You'll notice that the storefronts had no signs, presumably because the stucco nirvana was still under construction when this vivid Kodakchrome photo was taken, then mailed off to be developed in a "photo lab," whatever that was, and then mailed back to be displayed on a wall to bored relatives using a "slide projector," whatever that was. But the point is that Tall Oaks was pretty empty looking. PAST IS PROLOGUE.
Now it's open in this picture -- you can tell by the tastefully earth-toned sign nestled between the stucco pillars at the right, almost indistinguishable to passersby, much like Tall Oaks as a whole is/was to frantic Wiehle Avenue drivers. And as you can tell, Tall Oaks was bustling. Maybe they needed a rad concert or two to start packing the crowds in.

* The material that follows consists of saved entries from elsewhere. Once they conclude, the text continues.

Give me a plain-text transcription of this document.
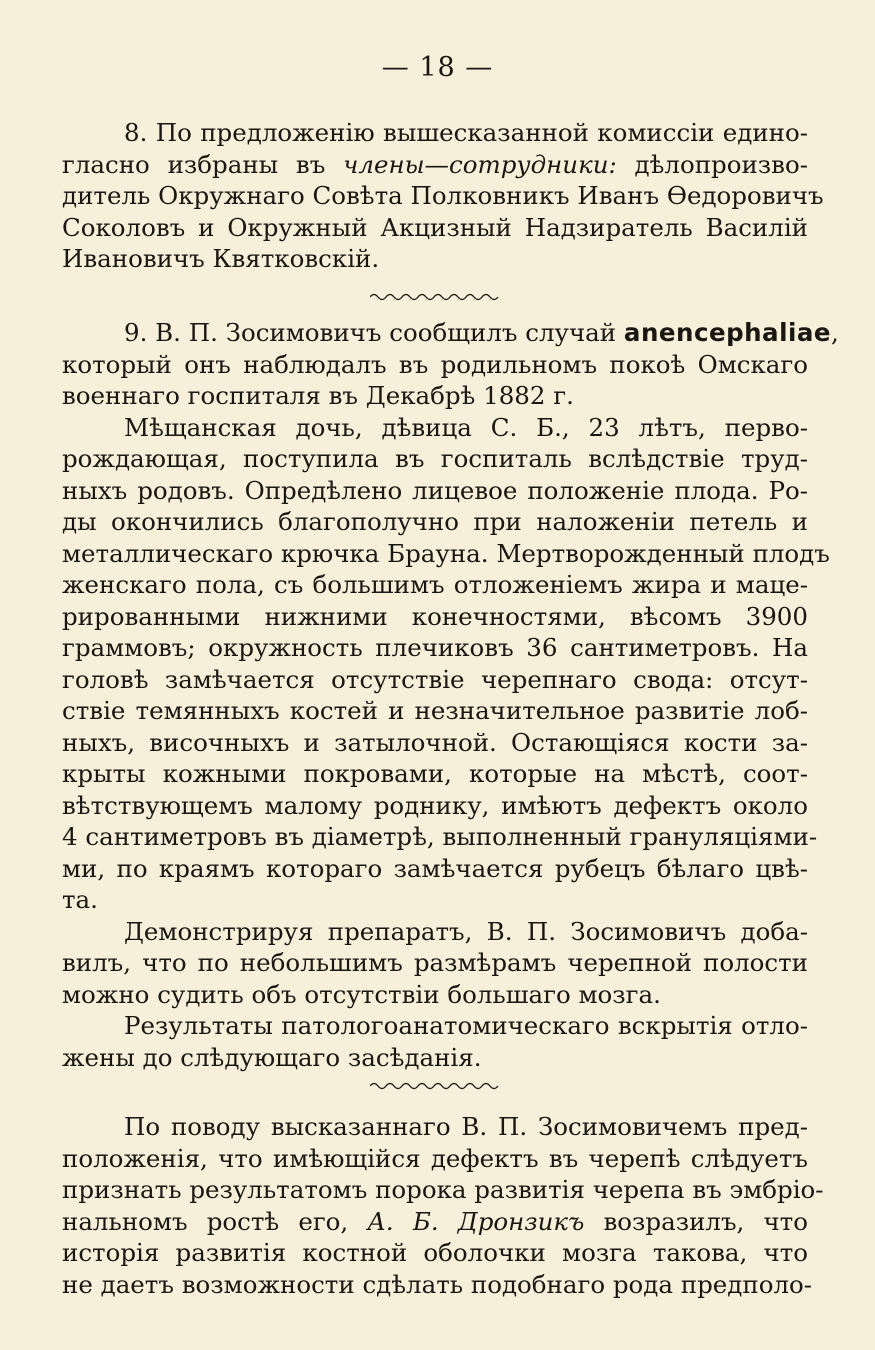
— 18 —
8. По предложенію вышесказанной комиссіи едино-
гласно избраны въ члены—сотрудники: дѣлопроизво-
дитель Окружнаго Совѣта Полковникъ Иванъ Ѳедоровичъ
Соколовъ и Окружный Акцизный Надзиратель Василій
Ивановичъ Квятковскій.
9. В. П. Зосимовичъ сообщилъ случай anencephaliae,
который онъ наблюдалъ въ родильномъ покоѣ Омскаго
военнаго госпиталя въ Декабрѣ 1882 г.
Мѣщанская дочь, дѣвица С. Б., 23 лѣтъ, перво-
рождающая, поступила въ госпиталь вслѣдствіе труд-
ныхъ родовъ. Опредѣлено лицевое положеніе плода. Ро-
ды окончились благополучно при наложеніи петель и
металлическаго крючка Брауна. Мертворожденный плодъ
женскаго пола, съ большимъ отложеніемъ жира и маце-
рированными нижними конечностями, вѣсомъ 3900
граммовъ; окружность плечиковъ 36 сантиметровъ. На
головѣ замѣчается отсутствіе черепнаго свода: отсут-
ствіе темянныхъ костей и незначительное развитіе лоб-
ныхъ, височныхъ и затылочной. Остающіяся кости за-
крыты кожными покровами, которые на мѣстѣ, соот-
вѣтствующемъ малому роднику, имѣютъ дефектъ около
4 сантиметровъ въ діаметрѣ, выполненный грануляціями-
ми, по краямъ котораго замѣчается рубецъ бѣлаго цвѣ-
та.
Демонстрируя препаратъ, В. П. Зосимовичъ доба-
вилъ, что по небольшимъ размѣрамъ черепной полости
можно судить объ отсутствіи большаго мозга.
Результаты патологоанатомическаго вскрытія отло-
жены до слѣдующаго засѣданія.
По поводу высказаннаго В. П. Зосимовичемъ пред-
положенія, что имѣющійся дефектъ въ черепѣ слѣдуетъ
признать результатомъ порока развитія черепа въ эмбріо-
нальномъ ростѣ его, А. Б. Дронзикъ возразилъ, что
исторія развитія костной оболочки мозга такова, что
не даетъ возможности сдѣлать подобнаго рода предполо-
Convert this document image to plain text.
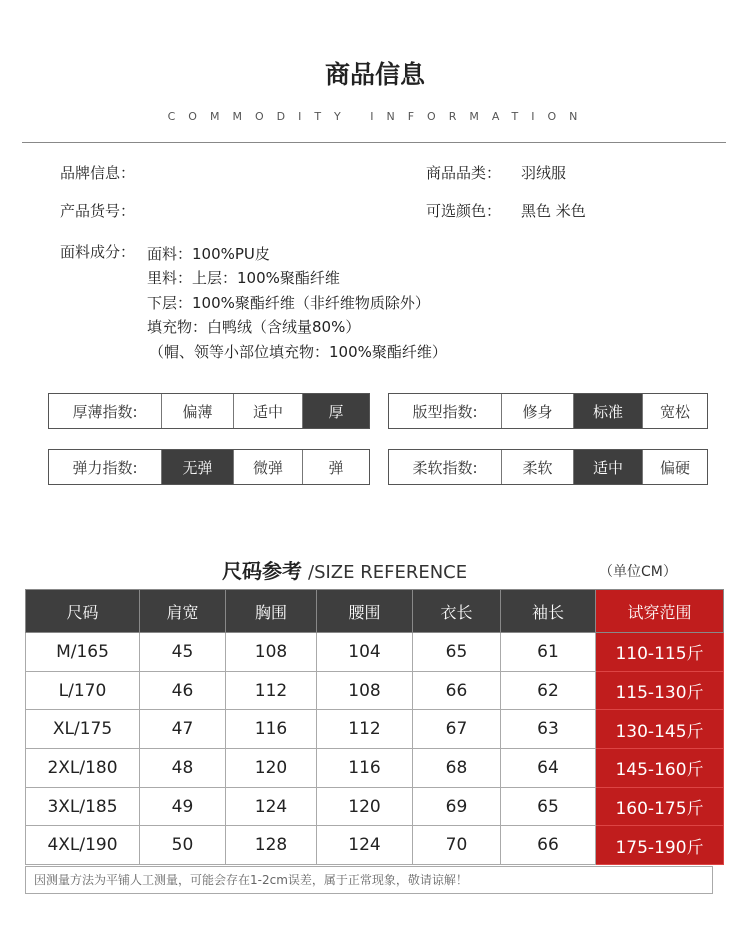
商品信息
COMMODITY INFORMATION
品牌信息：
产品货号：
商品品类： 羽绒服
可选颜色： 黑色 米色
面料成分： 面料：100%PU皮
里料：上层：100%聚酯纤维
下层：100%聚酯纤维（非纤维物质除外）
填充物：白鸭绒（含绒量80%）
（帽、领等小部位填充物：100%聚酯纤维）
厚薄指数:	偏薄	适中	厚	版型指数:	修身	标准	宽松
弹力指数:	无弹	微弹	弹	柔软指数:	柔软	适中	偏硬
尺码参考 /SIZE REFERENCE	（单位CM）
尺码	肩宽	胸围	腰围	衣长	袖长	试穿范围
M/165	45	108	104	65	61	110-115斤
L/170	46	112	108	66	62	115-130斤
XL/175	47	116	112	67	63	130-145斤
2XL/180	48	120	116	68	64	145-160斤
3XL/185	49	124	120	69	65	160-175斤
4XL/190	50	128	124	70	66	175-190斤
因测量方法为平铺人工测量，可能会存在1-2cm误差，属于正常现象，敬请谅解！
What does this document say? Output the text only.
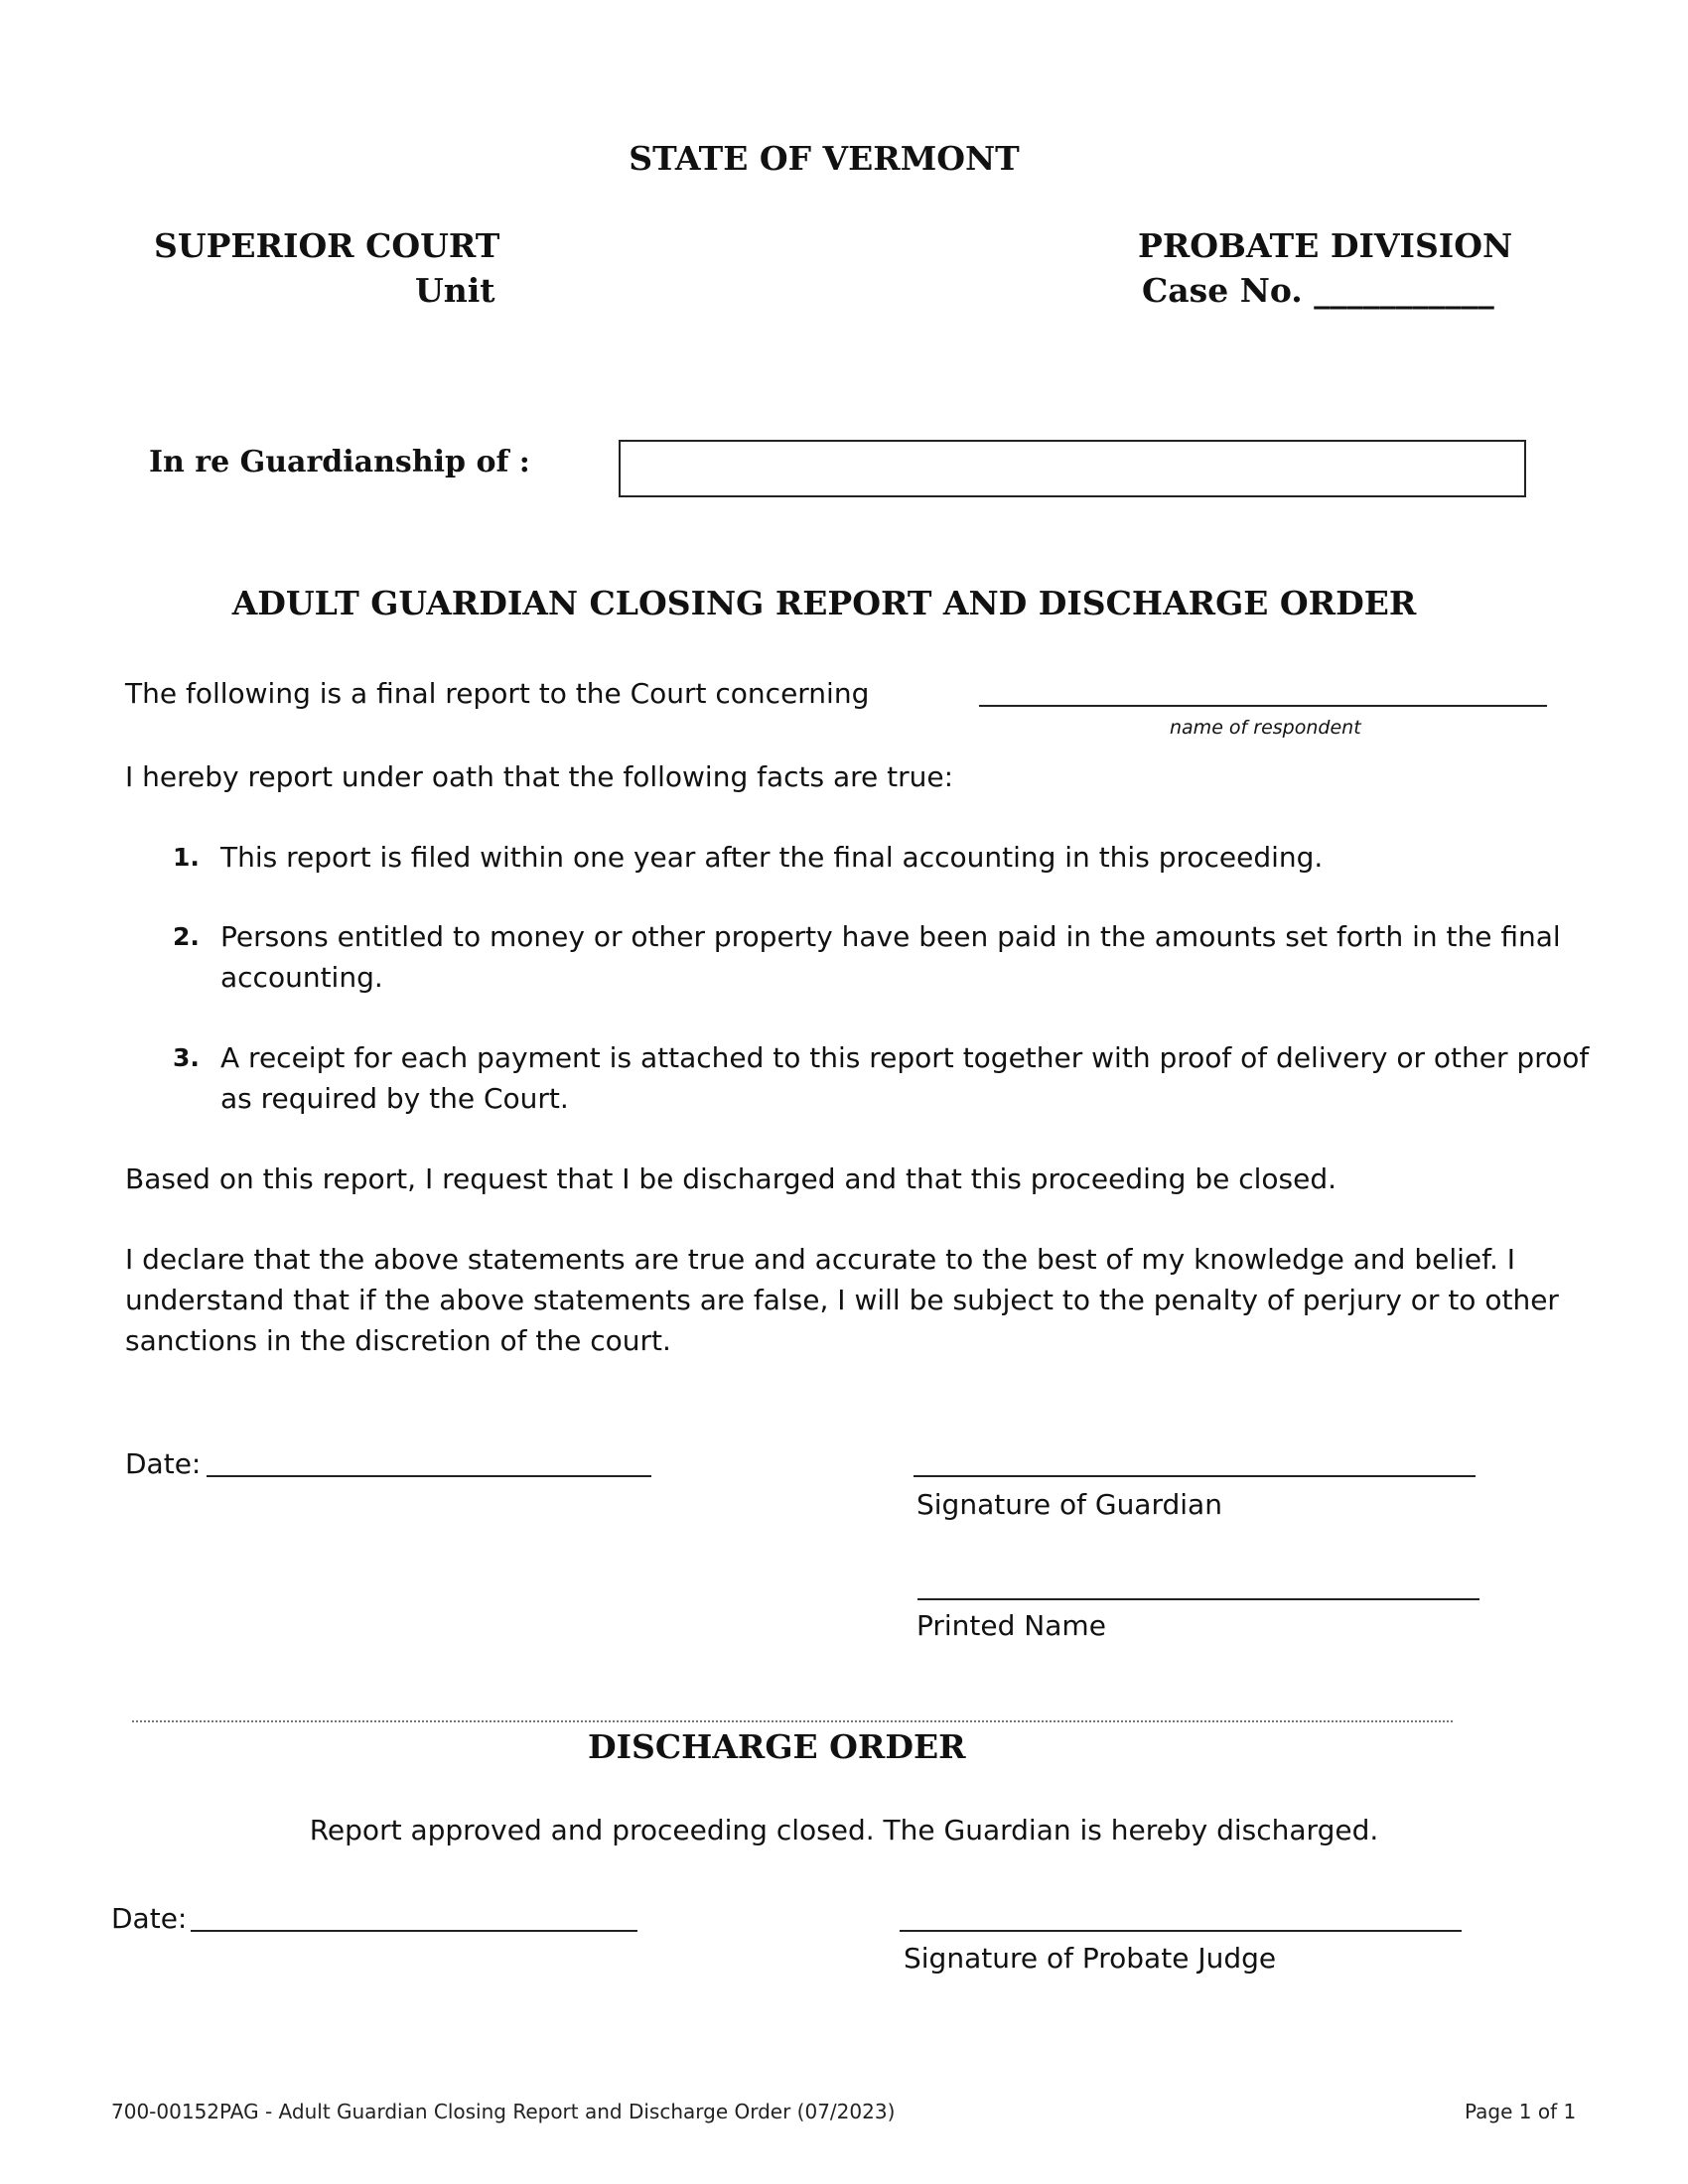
STATE OF VERMONT
SUPERIOR COURT
Unit
PROBATE DIVISION
Case No. ___________
In re Guardianship of :
ADULT GUARDIAN CLOSING REPORT AND DISCHARGE ORDER
The following is a final report to the Court concerning
name of respondent
I hereby report under oath that the following facts are true:
1. This report is filed within one year after the final accounting in this proceeding.
2. Persons entitled to money or other property have been paid in the amounts set forth in the final accounting.
3. A receipt for each payment is attached to this report together with proof of delivery or other proof as required by the Court.
Based on this report, I request that I be discharged and that this proceeding be closed.
I declare that the above statements are true and accurate to the best of my knowledge and belief. I understand that if the above statements are false, I will be subject to the penalty of perjury or to other sanctions in the discretion of the court.
Date:
Signature of Guardian
Printed Name
DISCHARGE ORDER
Report approved and proceeding closed. The Guardian is hereby discharged.
Date:
Signature of Probate Judge
700-00152PAG - Adult Guardian Closing Report and Discharge Order (07/2023)	Page 1 of 1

Awww, cute. The boy in the front is clearly the enforcer, his wary gaze warning the photographer to stop documenting the mugging clearly taking place right behind him. But if you look in the background, you can see two things: the tallest piling had a clock on it, which was probably accurate at least twice each day, and some less thuggish kids were enjoying scrambling all over the remaining pylons, even though the Reston playground material of choice -- concrete -- was conspicuously absent.
No word as to whether the threat of personal injury lawsuits or changing tastes was the impetus for removing this wooden paradise at some point during the go-go 70s or 80s, maybe? But the good news is that, as part of the expansive open space we can avail ourselves of once the Tall Oaks redevelopment is complete, we'll be able to go back to the future with another wooden play installation -- this time, featuring horizontal and vertical beams, but not nearly as much vertical "ups," as the kids today no longer say, to tempt fate.
NANNY STATE. Not a single one of those stock image kids is even being remotely menacing. We blame the lack of repeated drops onto brick pavers for their docility, the end.